La laïcité dans la Question juive de Marx

Philosophe spécialiste de la laïcité, Henri Peña-Ruiz souligne la dimension universaliste de l’analyse de Marx dans son ouvrage De la question juive. Pour ce maître de conférences à Science po (Paris), Karl Marx a intégré la spécificité de la question juive dans la problématique générale de l’émancipation humaine. Une thèse qu’il défendra en débattant avec Guy Haarscher le jeudi 26 septembre 2013 à 20h30 au CCLJ.

De la question juive, cette œuvre de jeunesse publiée par Marx en 1844, est une réponse à La question juive de Bruno Bauer. Ce dernier défend l’idée d’un Etat libéral censé émanciper les individus et les affranchir du poids de l’Eglise. Pour Marx, cette solution est illusoire parce qu’un Etat libéral ne sera toujours qu’une espèce d’arbitre permettant aux intérêts privés de se manifester. Pour que l’émancipation humaine puisse se réaliser, il faut abolir l’argent, c’est-à-dire les relations d’antagonismes entre les individus.

Cette thèse serait recevable s’il ne l’avait pas élaboré à partir d’une sociologie des Juifs dans laquelle ces derniers sont assimilés à l’argent : « Quel est le culte profane du Juif ? », s’interroge Marx : « Le trafic. Quel est son Dieu profane ? L’argent. Eh bien, en s’émancipant du trafic et de l’argent, par conséquent du judaïsme réel et pratique, l’époque actuelle s’émanciperait elle-même » !

Henri Peña-Ruiz conteste l’interprétation selon laquelle Marx serait antisémite. Pour Marx, les Juifs n’apparaissent pas comme une anomalie de l’histoire. En examinant les fonctions économiques et sociales qu’ils ont occupées à travers les siècles, Marx réintroduit les Juifs dans l’histoire : « Le judaïsme s’est conservé et développé par l’histoire, dans et avec l’histoire ».

« Ce ne sont pas les Juifs en tant que tels que Marx met en cause, mais la fonction d’exploitation qu’ils remplissent dans le système », nuance Henri Peña-Ruiz. « Si on convoque cette idée, cela donne une grille de lecture de La question juive qui a le mérite d’éviter tous les contre-sens. Marx, qui compta des rabbins dans sa famille, aborde la question de l’émancipation des Juifs comme un cas parmi d’autres de l’émancipation humaine », précise Henri Peña-Ruiz. « Il n’entend pas séparer l’émancipation politique, essentielle et nécessaire, de l’émancipation humaine, socio-économique et culturelle, sans laquelle la première émancipation reste lettre morte, ou du moins insuffisante. Il milite donc pour un Etat laïque, mais en même temps pour une société délivrée du pouvoir de l’argent. D’où les propos qu’il tient dans « Sur la question juive », un texte à lire dans l’horizon d’une émancipation universelle ».

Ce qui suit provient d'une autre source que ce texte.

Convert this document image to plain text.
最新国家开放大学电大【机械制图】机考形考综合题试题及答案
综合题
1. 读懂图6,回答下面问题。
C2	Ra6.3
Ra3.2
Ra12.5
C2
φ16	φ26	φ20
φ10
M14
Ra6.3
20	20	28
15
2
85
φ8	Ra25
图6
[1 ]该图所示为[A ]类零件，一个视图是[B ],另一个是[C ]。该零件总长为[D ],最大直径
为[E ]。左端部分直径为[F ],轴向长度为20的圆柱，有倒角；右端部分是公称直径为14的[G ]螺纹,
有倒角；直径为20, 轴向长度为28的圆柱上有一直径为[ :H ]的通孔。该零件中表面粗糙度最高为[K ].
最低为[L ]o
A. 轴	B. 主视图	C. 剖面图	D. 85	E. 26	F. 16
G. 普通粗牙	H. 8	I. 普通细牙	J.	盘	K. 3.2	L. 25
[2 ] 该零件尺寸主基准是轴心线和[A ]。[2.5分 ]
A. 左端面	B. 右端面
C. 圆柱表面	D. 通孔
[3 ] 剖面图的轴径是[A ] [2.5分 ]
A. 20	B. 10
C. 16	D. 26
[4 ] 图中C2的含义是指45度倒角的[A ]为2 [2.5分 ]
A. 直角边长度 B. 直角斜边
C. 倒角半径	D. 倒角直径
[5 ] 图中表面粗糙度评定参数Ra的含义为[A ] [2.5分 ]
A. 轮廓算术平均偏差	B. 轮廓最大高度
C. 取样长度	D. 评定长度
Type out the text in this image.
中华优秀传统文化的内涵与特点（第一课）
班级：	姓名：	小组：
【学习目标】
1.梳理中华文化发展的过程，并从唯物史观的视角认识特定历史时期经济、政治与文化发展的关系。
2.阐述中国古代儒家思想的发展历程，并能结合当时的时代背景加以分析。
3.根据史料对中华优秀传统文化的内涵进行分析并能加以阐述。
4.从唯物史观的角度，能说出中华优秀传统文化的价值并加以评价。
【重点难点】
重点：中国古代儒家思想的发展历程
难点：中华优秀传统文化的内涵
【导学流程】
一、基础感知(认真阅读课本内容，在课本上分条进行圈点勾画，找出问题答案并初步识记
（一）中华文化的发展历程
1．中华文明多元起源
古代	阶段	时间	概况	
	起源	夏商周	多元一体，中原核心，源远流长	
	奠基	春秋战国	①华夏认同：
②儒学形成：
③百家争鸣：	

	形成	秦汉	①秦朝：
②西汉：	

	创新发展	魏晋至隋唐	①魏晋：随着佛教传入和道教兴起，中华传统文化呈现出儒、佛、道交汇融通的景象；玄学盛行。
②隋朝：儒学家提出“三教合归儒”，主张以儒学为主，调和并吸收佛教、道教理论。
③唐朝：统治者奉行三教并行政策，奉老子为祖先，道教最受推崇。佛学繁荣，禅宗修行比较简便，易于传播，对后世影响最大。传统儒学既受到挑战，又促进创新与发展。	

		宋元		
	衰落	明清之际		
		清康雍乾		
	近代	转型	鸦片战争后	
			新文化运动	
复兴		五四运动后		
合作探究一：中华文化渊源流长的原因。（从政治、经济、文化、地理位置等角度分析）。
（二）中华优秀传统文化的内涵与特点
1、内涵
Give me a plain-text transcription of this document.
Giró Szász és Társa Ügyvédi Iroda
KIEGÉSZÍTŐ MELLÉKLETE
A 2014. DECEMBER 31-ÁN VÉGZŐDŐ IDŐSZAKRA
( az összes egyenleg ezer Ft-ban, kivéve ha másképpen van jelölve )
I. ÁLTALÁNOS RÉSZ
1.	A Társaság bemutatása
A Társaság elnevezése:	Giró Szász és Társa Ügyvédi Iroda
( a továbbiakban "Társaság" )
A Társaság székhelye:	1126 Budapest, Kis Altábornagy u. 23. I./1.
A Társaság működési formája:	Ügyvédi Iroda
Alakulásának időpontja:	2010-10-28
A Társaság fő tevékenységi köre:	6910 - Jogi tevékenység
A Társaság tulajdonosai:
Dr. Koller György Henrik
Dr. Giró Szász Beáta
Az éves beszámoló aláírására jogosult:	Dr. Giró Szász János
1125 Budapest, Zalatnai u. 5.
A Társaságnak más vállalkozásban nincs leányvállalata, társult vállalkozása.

« La résolution du problème juif par l’émancipation générale de l’humanité, pourquoi pas ?», réagit Guy Haarscher, philosophe et auteur de L’Ontologie de Marx. « Mais le problème, c’est qu’il ne dit pas que les Juifs constituent une minorité opprimée qui gagnerait à ce qu’on abolisse l’argent. Il ne fait que réduire les Juifs à l’image stéréotypée du banquier sans jamais évoquer les grands penseurs du Talmud ni l’immense majorité des Juifs vivant dans la promiscuité et la pauvreté en Europe orientale ».

Marx pouvait très bien soutenir sa critique de l’Etat libéral en des termes plus généraux sans se référer aux Juifs. « Non, il ne retient des Juifs que l’argent ! Au lieu d’inviter les Juifs à monter dans le grand train de l’émancipation des peuples et des minorités, il leur fait porter la responsabilité de l’oppression générale. On ne peut pas évacuer cet aspect en disant qu’il est insignifiant. D’autant plus que pour Marx, si l’humanité doit s’émanciper de l’argent, elle doit donc s’émanciper des Juifs puisqu’ils incarnent l’argent ». Un aspect de la réflexion de Marx qu’on ne peut en effet balayer d’un revers de manche.